New voters join in two steps. The operator registers the node as a non-voter, which lets it catch up on the Raft log without counting toward quorum; once the node has been healthy and up-to-date for a short stabilization window, the cluster automatically promotes it to a voter. Operators who want to promote immediately can call the promote endpoint by hand.

Shrinking is symmetric. Drain the node, then remove it; the remaining voters continue serving writes while the configuration change commits.

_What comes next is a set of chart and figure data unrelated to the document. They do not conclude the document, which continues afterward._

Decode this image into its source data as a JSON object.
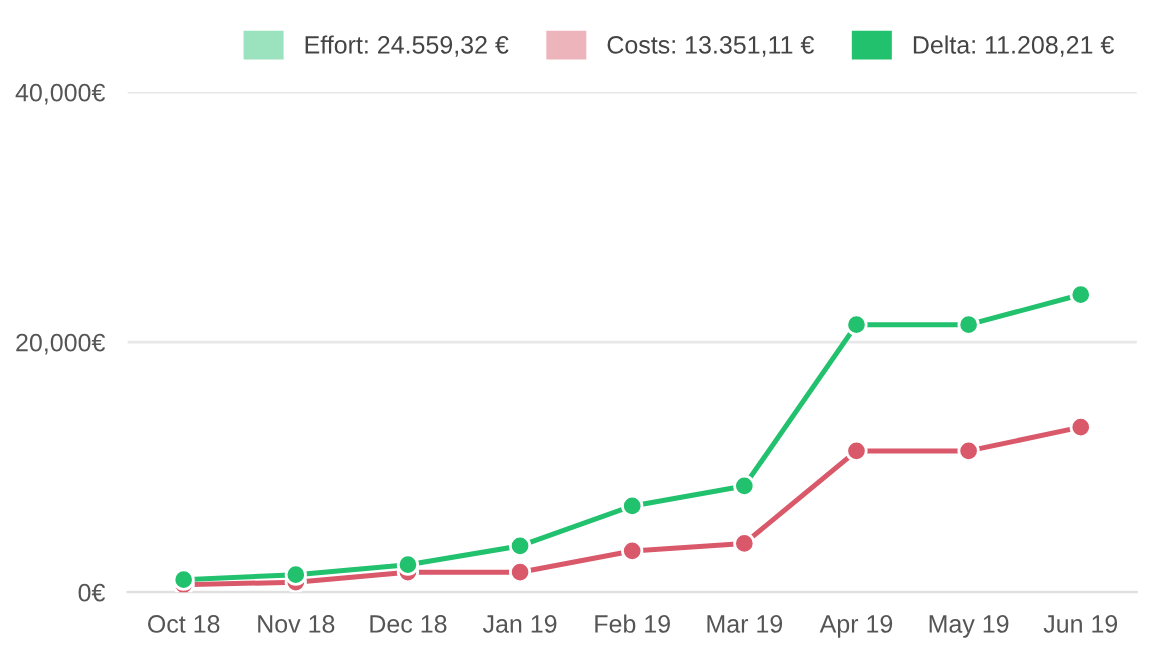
{
  "chart_data": {
    "type": "line",
    "categories": [
      "Oct 18",
      "Nov 18",
      "Dec 18",
      "Jan 19",
      "Feb 19",
      "Mar 19",
      "Apr 19",
      "May 19",
      "Jun 19"
    ],
    "series": [
      {
        "name": "Effort: 24.559,32 €",
        "color": "#21c16e",
        "values": [
          1000,
          1400,
          2200,
          3700,
          6900,
          8500,
          21400,
          21400,
          23800
        ]
      },
      {
        "name": "Costs: 13.351,11 €",
        "color": "#d9596a",
        "values": [
          600,
          800,
          1600,
          1600,
          3300,
          3900,
          11300,
          11300,
          13200
        ]
      },
      {
        "name": "Delta: 11.208,21 €",
        "color": "#21c16e",
        "values": [
          null,
          null,
          null,
          null,
          null,
          null,
          null,
          null,
          null
        ]
      }
    ],
    "ylim": [
      0,
      40000
    ],
    "yticks": [
      {
        "value": 0,
        "label": "0€"
      },
      {
        "value": 20000,
        "label": "20,000€"
      },
      {
        "value": 40000,
        "label": "40,000€"
      }
    ],
    "grid": "y",
    "legend": "top right",
    "marker": "circle",
    "line_style": "solid"
  }
}
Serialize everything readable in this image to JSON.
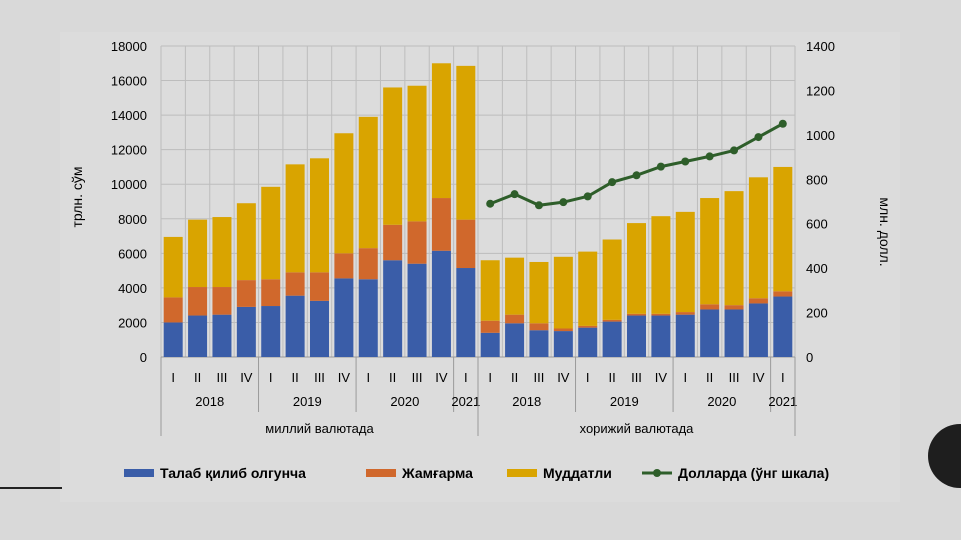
{
  "chart_data": {
    "type": "bar",
    "stacked": true,
    "groups": [
      {
        "label": "миллий валютада",
        "years": [
          {
            "label": "2018",
            "quarters": [
              "I",
              "II",
              "III",
              "IV"
            ]
          },
          {
            "label": "2019",
            "quarters": [
              "I",
              "II",
              "III",
              "IV"
            ]
          },
          {
            "label": "2020",
            "quarters": [
              "I",
              "II",
              "III",
              "IV"
            ]
          },
          {
            "label": "2021",
            "quarters": [
              "I"
            ]
          }
        ]
      },
      {
        "label": "хорижий валютада",
        "years": [
          {
            "label": "2018",
            "quarters": [
              "I",
              "II",
              "III",
              "IV"
            ]
          },
          {
            "label": "2019",
            "quarters": [
              "I",
              "II",
              "III",
              "IV"
            ]
          },
          {
            "label": "2020",
            "quarters": [
              "I",
              "II",
              "III",
              "IV"
            ]
          },
          {
            "label": "2021",
            "quarters": [
              "I"
            ]
          }
        ]
      }
    ],
    "series": [
      {
        "name": "Талаб қилиб олгунча",
        "color": "#3a5da8",
        "values": [
          2000,
          2400,
          2450,
          2900,
          2950,
          3550,
          3250,
          4550,
          4500,
          5600,
          5400,
          6150,
          5150,
          1400,
          1950,
          1550,
          1500,
          1700,
          2050,
          2400,
          2400,
          2450,
          2750,
          2750,
          3100,
          3500
        ]
      },
      {
        "name": "Жамғарма",
        "color": "#d0682c",
        "values": [
          1450,
          1650,
          1600,
          1550,
          1550,
          1350,
          1650,
          1450,
          1800,
          2050,
          2450,
          3050,
          2800,
          700,
          500,
          400,
          150,
          100,
          100,
          100,
          100,
          150,
          300,
          250,
          300,
          300
        ]
      },
      {
        "name": "Муддатли",
        "color": "#d9a400",
        "values": [
          3500,
          3900,
          4050,
          4450,
          5350,
          6250,
          6600,
          6950,
          7600,
          7950,
          7850,
          7800,
          8900,
          3500,
          3300,
          3550,
          4150,
          4300,
          4650,
          5250,
          5650,
          5800,
          6150,
          6600,
          7000,
          7200
        ]
      },
      {
        "name": "Долларда (ўнг шкала)",
        "type": "line",
        "axis": "right",
        "color": "#2e5e2a",
        "values": [
          690,
          733,
          683,
          697,
          723,
          787,
          818,
          857,
          880,
          903,
          930,
          990,
          1050
        ]
      }
    ],
    "ylim": [
      0,
      18000
    ],
    "yticks": [
      0,
      2000,
      4000,
      6000,
      8000,
      10000,
      12000,
      14000,
      16000,
      18000
    ],
    "ylabel": "трлн. сўм",
    "y2lim": [
      0,
      1400
    ],
    "y2ticks": [
      0,
      200,
      400,
      600,
      800,
      1000,
      1200,
      1400
    ],
    "y2label": "млн. долл.",
    "grid": true,
    "legend_position": "bottom"
  }
}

Inter-node communication using mTLS

Every inter-node connection is mutually authenticated over TLS. Each node owns a long-lived self-signed cluster certificate; trust between nodes is established by SHA-256 fingerprint pinning in a Raft-replicated table. New nodes join by exchanging a single-use HMAC join token (minted by an admin from the Cluster page) for the right to register their own certificate's fingerprint with the leader. Once the row is replicated, every voter accepts the new node's handshakes. Certificates are bound to the cluster's identity via a SPIFFE URI, so credentials from one cluster cannot authenticate into another. Removing a node deletes its pin row, immediately revoking its access cluster-wide.

Disaster recovery

HA clusters recover from total loss through an offline, backup-driven path. An operator stops every node, seeds one node from a backup archive, and starts it — it comes up as a single-voter cluster carrying the restored state. The remaining voters then rejoin with fresh join tokens. The backup archive carries the cluster identity (operator row) and the pin registry (cluster_node_certs), so the restored leader trusts itself immediately; freshly-joined voters re-register their own pins through the standard join flow. The step-by-step procedure lives in Backup and Restore.

Rolling upgrades

Upgrades proceed one node at a time: drain the node, refresh its binary, then resume. Each node retains its node-id, certificate, and Raft membership across the swap. Writes continue throughout; the cluster is briefly mixed-version during each step.

When the new binary carries schema changes, the cluster keeps running on the old schema until every voter reports support live via its cluster-internal status endpoint; only then does the migration commit through Raft. Migration progress is observable through the status endpoint.

Skip-version upgrades (vN → vN+2) and downgrades are not supported.